Relativity would also give the player a viable means of travelling from system to system within a reasonable amount of game time, which might mean we would want to revisit that area too.
Anway, yeah I think it would be cool, but also anyone tackling it should think about more than just time dialation.
The warping would be most apparent in external view, and I'd be inclined to hand-wave it. We could colour shift visible objects, which would probably be enough to satisfy most physics nerds. Bearing in mind that our spacecraft have some sort of enhanced display system, perhaps the ship's computer is correcting the distortion, compression, trailing event horizon and colour skew for the pilot's benefit.
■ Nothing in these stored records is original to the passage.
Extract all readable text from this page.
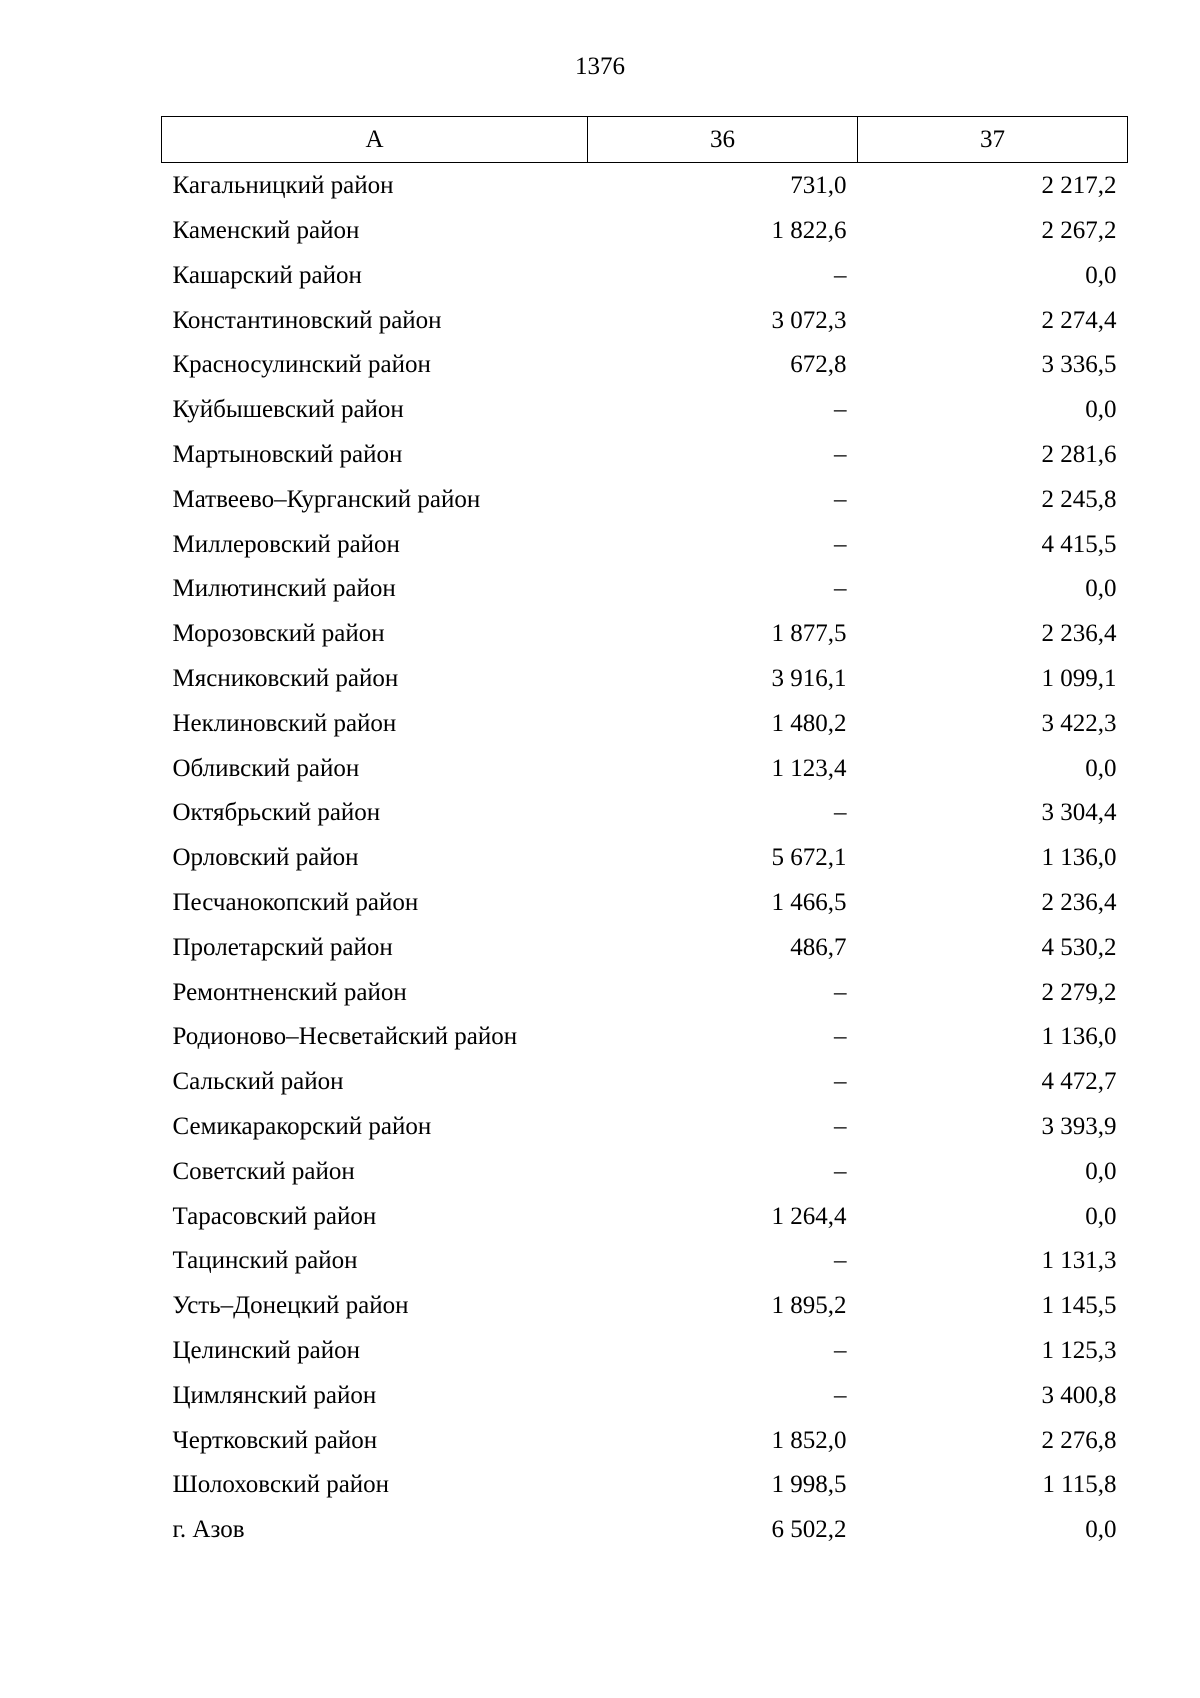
1376
А	36	37
Кагальницкий район	731,0	2 217,2
Каменский район	1 822,6	2 267,2
Кашарский район	–	0,0
Константиновский район	3 072,3	2 274,4
Красносулинский район	672,8	3 336,5
Куйбышевский район	–	0,0
Мартыновский район	–	2 281,6
Матвеево–Курганский район	–	2 245,8
Миллеровский район	–	4 415,5
Милютинский район	–	0,0
Морозовский район	1 877,5	2 236,4
Мясниковский район	3 916,1	1 099,1
Неклиновский район	1 480,2	3 422,3
Обливский район	1 123,4	0,0
Октябрьский район	–	3 304,4
Орловский район	5 672,1	1 136,0
Песчанокопский район	1 466,5	2 236,4
Пролетарский район	486,7	4 530,2
Ремонтненский район	–	2 279,2
Родионово–Несветайский район	–	1 136,0
Сальский район	–	4 472,7
Семикаракорский район	–	3 393,9
Советский район	–	0,0
Тарасовский район	1 264,4	0,0
Тацинский район	–	1 131,3
Усть–Донецкий район	1 895,2	1 145,5
Целинский район	–	1 125,3
Цимлянский район	–	3 400,8
Чертковский район	1 852,0	2 276,8
Шолоховский район	1 998,5	1 115,8
г. Азов	6 502,2	0,0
Not to mention shielding us from the blue-shifted gamma rays hitting the front of the ship.
Perhaps we could take it too far?
[22:53] <Brianetta> We're wondering how to deal with the speed of light [22:54] <Brianetta> Somebody logged a feature request, asking that "set speed" mode has a cap of 300,000km/s [22:54] <Brianetta> which isn't how it works in Newton's or Einstein's universes [22:54] <Brianetta> I think, for now, we're going to continue to quietly ignore it [22:55] <Brianetta> although there are some interesting work-arounds [22:55] <tommmmm> you could quietly ignore it yes [22:56] <tommmmm> an alternative would be to stick some faux relativity into the dynamic body update function so that you can only approach c. it would be garbage because the frames and everything else would not be doing special relativity. but it would be a 1-liner [22:57] <Brianetta> Well, *subjective* velocity can exceed C [22:57] <Brianetta> no issues [22:57] <Brianetta> but we could fast-forward the clock on docking [22:57] <Brianetta> "Hey, dude, what took you?" The universe moved on while you were relativistic. [22:58] <_robn> Still have to deal with npcs and interactions with them [22:58] <_robn> They all run on the same clock [22:58] <_robn> Morning lads [22:58] <Brianetta> Well, fast-forward it as soon as you come into "clock sync range" [22:59] <Brianetta> or run the ship's clock extra-fast when at very high V [22:59] <Brianetta> There are ways [22:59] <_robn> They all feel a bit Jacky [23:00] <_robn> Hacky [23:00] <Brianetta> I'm all for ignoring it, frankly [23:00] <Brianetta> This is a newtonian universe. [23:00] <_robn> Agreed! [23:00] <Brianetta> Newtonian physics has no speed limit. [23:00] <Brianetta> Or black holes, alas [23:01] <jpab> It'd make game tuning decisions w.r.t. expected time periods harder to deal with [23:01] <jpab> I'd go with ignoring relativistic time effects [23:01] * Brianetta nods [23:02] <jpab> game-time is hard enough with just the stardreamer [23:02] <tommmmm> it would be pretty mad to try introducing relativity [23:02] <tommmmm> basically all the code would become wrong [23:02] <Brianetta> #366 closed: Newtonian physics doesn't require this. [23:02] <tommmmm> we are only just smart enough to create a newtonian universe :-)
General consensus is that we overlook this, on the grounds that the game is modelling Newtonian physics, not relativity.
Just impliment fule consumption ... it will then be a non-problem, because one COULD NOT carry that much fuel!!!
Alpha 13, in Set speed mode, player can set speed in unlimited scale.